Don’t ask how Maud can say that rocks “were formed early on” or meteorites are “primitive” without begging the question. Just keep the funding coming, and CORDIS will promise more of that elusive drug: understanding. In your imagination, it’s almost like being there.

As we have explained before, it’s more scientifically legitimate to set upper limits than lower limits: i.e., it’s justifiable to say “this rock cannot be older than xx years old” but not to say “this rock cannot be younger than yy years old.” Why is that? Because the upper limit has a better observation-to-assumption ratio. If scientists observe a present process in operation, they might reasonably extend it back into the unobservable past a short way (high observation-to assumption ratio), but not to the point where it becomes reckless or absurd. That’s the upper limit method. But to take an observable process and stretch it back in time orders of magnitude beyond the observations has a very bad (low) observation-to-assumption ratio: assumptions must be multiplied to make the claim. When dating an artifact that way to satisfy a prior philosophical commitment, it commits “reckless drafts on the bank of time” which Lord Kelvin warned about. Epistemic modesty demands not exceeding the observations beyond reasonable limits.

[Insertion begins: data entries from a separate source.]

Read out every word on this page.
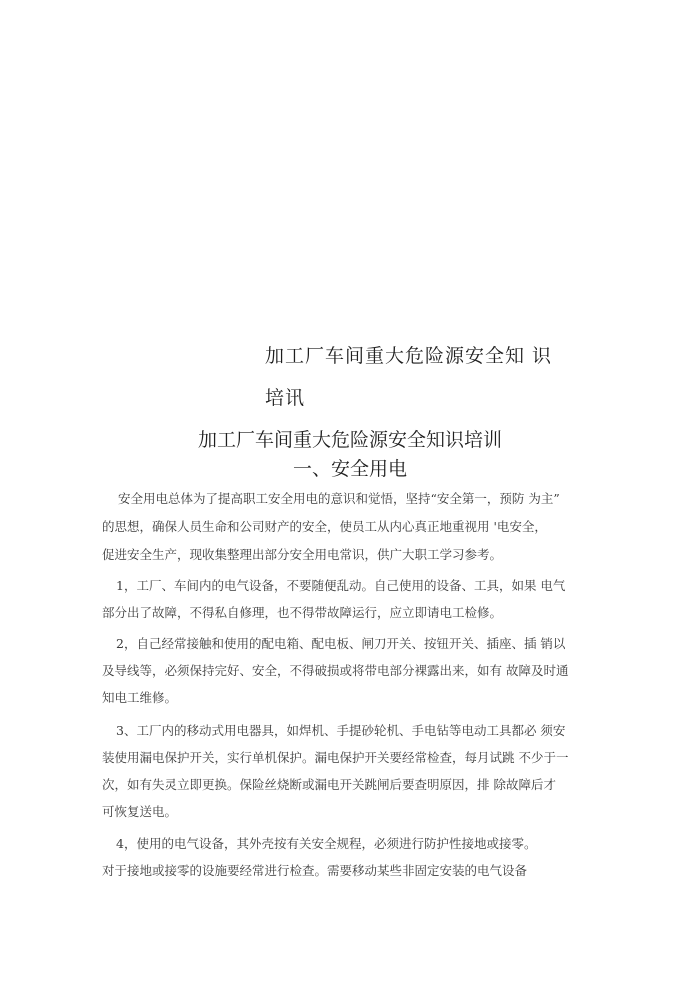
加工厂车间重大危险源安全知 识
培讯
加工厂车间重大危险源安全知识培训
一、安全用电
安全用电总体为了提高职工安全用电的意识和觉悟，坚持“安全第一，预防 为主”
的思想，确保人员生命和公司财产的安全，使员工从内心真正地重视用 '电安全，
促进安全生产，现收集整理出部分安全用电常识，供广大职工学习参考。
1，工厂、车间内的电气设备，不要随便乱动。自己使用的设备、工具，如果 电气
部分出了故障，不得私自修理，也不得带故障运行，应立即请电工检修。
2，自己经常接触和使用的配电箱、配电板、闸刀开关、按钮开关、插座、插 销以
及导线等，必须保持完好、安全，不得破损或将带电部分裸露出来，如有 故障及时通
知电工维修。
3、工厂内的移动式用电器具，如焊机、手提砂轮机、手电钻等电动工具都必 须安
装使用漏电保护开关，实行单机保护。漏电保护开关要经常检查，每月试跳 不少于一
次，如有失灵立即更换。保险丝烧断或漏电开关跳闸后要查明原因，排 除故障后才
可恢复送电。
4，使用的电气设备，其外壳按有关安全规程，必须进行防护性接地或接零。
对于接地或接零的设施要经常进行检查。需要移动某些非固定安装的电气设备
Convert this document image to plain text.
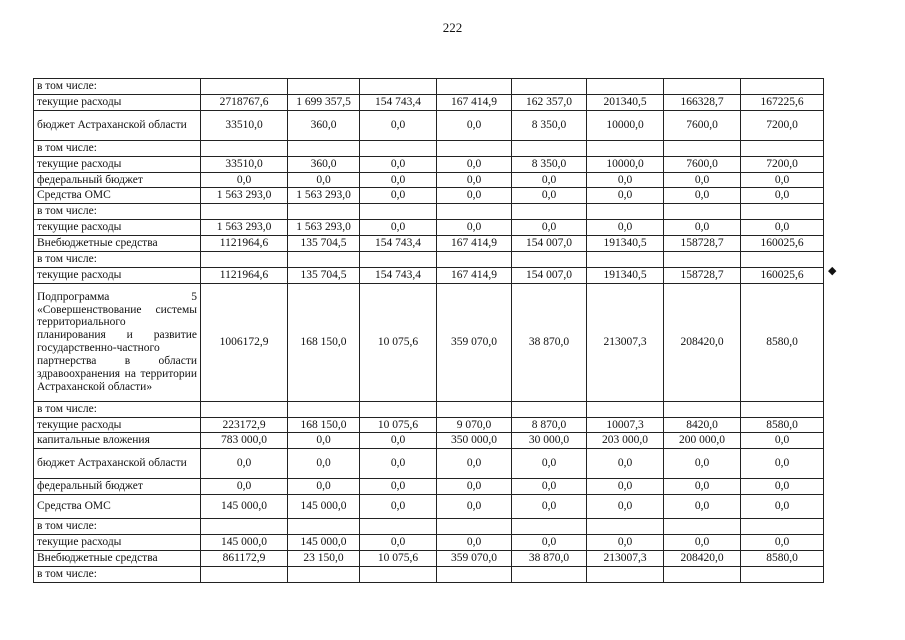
222
в том числе:								
текущие расходы	2718767,6	1 699 357,5	154 743,4	167 414,9	162 357,0	201340,5	166328,7	167225,6
бюджет Астраханской области	33510,0	360,0	0,0	0,0	8 350,0	10000,0	7600,0	7200,0
в том числе:								
текущие расходы	33510,0	360,0	0,0	0,0	8 350,0	10000,0	7600,0	7200,0
федеральный бюджет	0,0	0,0	0,0	0,0	0,0	0,0	0,0	0,0
Средства ОМС	1 563 293,0	1 563 293,0	0,0	0,0	0,0	0,0	0,0	0,0
в том числе:								
текущие расходы	1 563 293,0	1 563 293,0	0,0	0,0	0,0	0,0	0,0	0,0
Внебюджетные средства	1121964,6	135 704,5	154 743,4	167 414,9	154 007,0	191340,5	158728,7	160025,6
в том числе:								
текущие расходы	1121964,6	135 704,5	154 743,4	167 414,9	154 007,0	191340,5	158728,7	160025,6
Подпрограмма 5 «Совершенствование системы территориального планирования и развитие государственно-частного партнерства в области здравоохранения на территории Астраханской области»	1006172,9	168 150,0	10 075,6	359 070,0	38 870,0	213007,3	208420,0	8580,0
в том числе:								
текущие расходы	223172,9	168 150,0	10 075,6	9 070,0	8 870,0	10007,3	8420,0	8580,0
капитальные вложения	783 000,0	0,0	0,0	350 000,0	30 000,0	203 000,0	200 000,0	0,0
бюджет Астраханской области	0,0	0,0	0,0	0,0	0,0	0,0	0,0	0,0
федеральный бюджет	0,0	0,0	0,0	0,0	0,0	0,0	0,0	0,0
Средства ОМС	145 000,0	145 000,0	0,0	0,0	0,0	0,0	0,0	0,0
в том числе:								
текущие расходы	145 000,0	145 000,0	0,0	0,0	0,0	0,0	0,0	0,0
Внебюджетные средства	861172,9	23 150,0	10 075,6	359 070,0	38 870,0	213007,3	208420,0	8580,0
в том числе:								
◆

Many physical processes we have reported on have, being generous, upper limits of a few hundred million years, a few tens of millions of years, or even a few thousands of years. Here’s the show stopper this creates for Darwinists and materialists: none of those upper limits give them enough time for evolution. And without evolution, the show has stopped. It’s time to leave the Evolution Theater and go see a documentary: Creation.

Evolution Theater: It’s all for show.

CMI announced a new book you might want to examine for evidence of a young earth: Biblical Geology 101. I have not yet obtained a copy to review, but the description sounds good.

Another recent book worth looking into is by Monte Fleming, PhD geologist, titled Stories About Earth’s History: A Geologist’s Dissent from Deep Time.* Though self-published, Fleming’s attractive short paperback (100 pages), illustrated with diagrams and color photos, presents nearly a dozen cases against deep time from geological observations, using his own calculations from published mainstream data. For example, on page 42 after showing multiple examples of flat layers of strata over vast regions with alleged time gaps between them, he says,

When it comes to those supposed gaps with immense quantities of missing time between rock layers, however, popular scientific interpretations dictate that we accept that time stood still for millions or tens of millions of years over areas that often cover several U.S. states. In reality, interpretations that favor deep time demand that geological processes, normally governed by the laws of physics and chemistry, be suspended or dramatically slowed over these vast areas for inconceivable amounts of time. There’s a word for this: popular science is asking for nothing short of a miracle.

Dr Fleming’s book written in a winsome style accessible to laymen. The conclusion from his evidence is strong: deep time is a problem, not a solution.

*Although we cannot endorse one of the theological conclusions at the end of the book, Fleming makes convincing scientific arguments that can help one defend the Biblical young-earth position.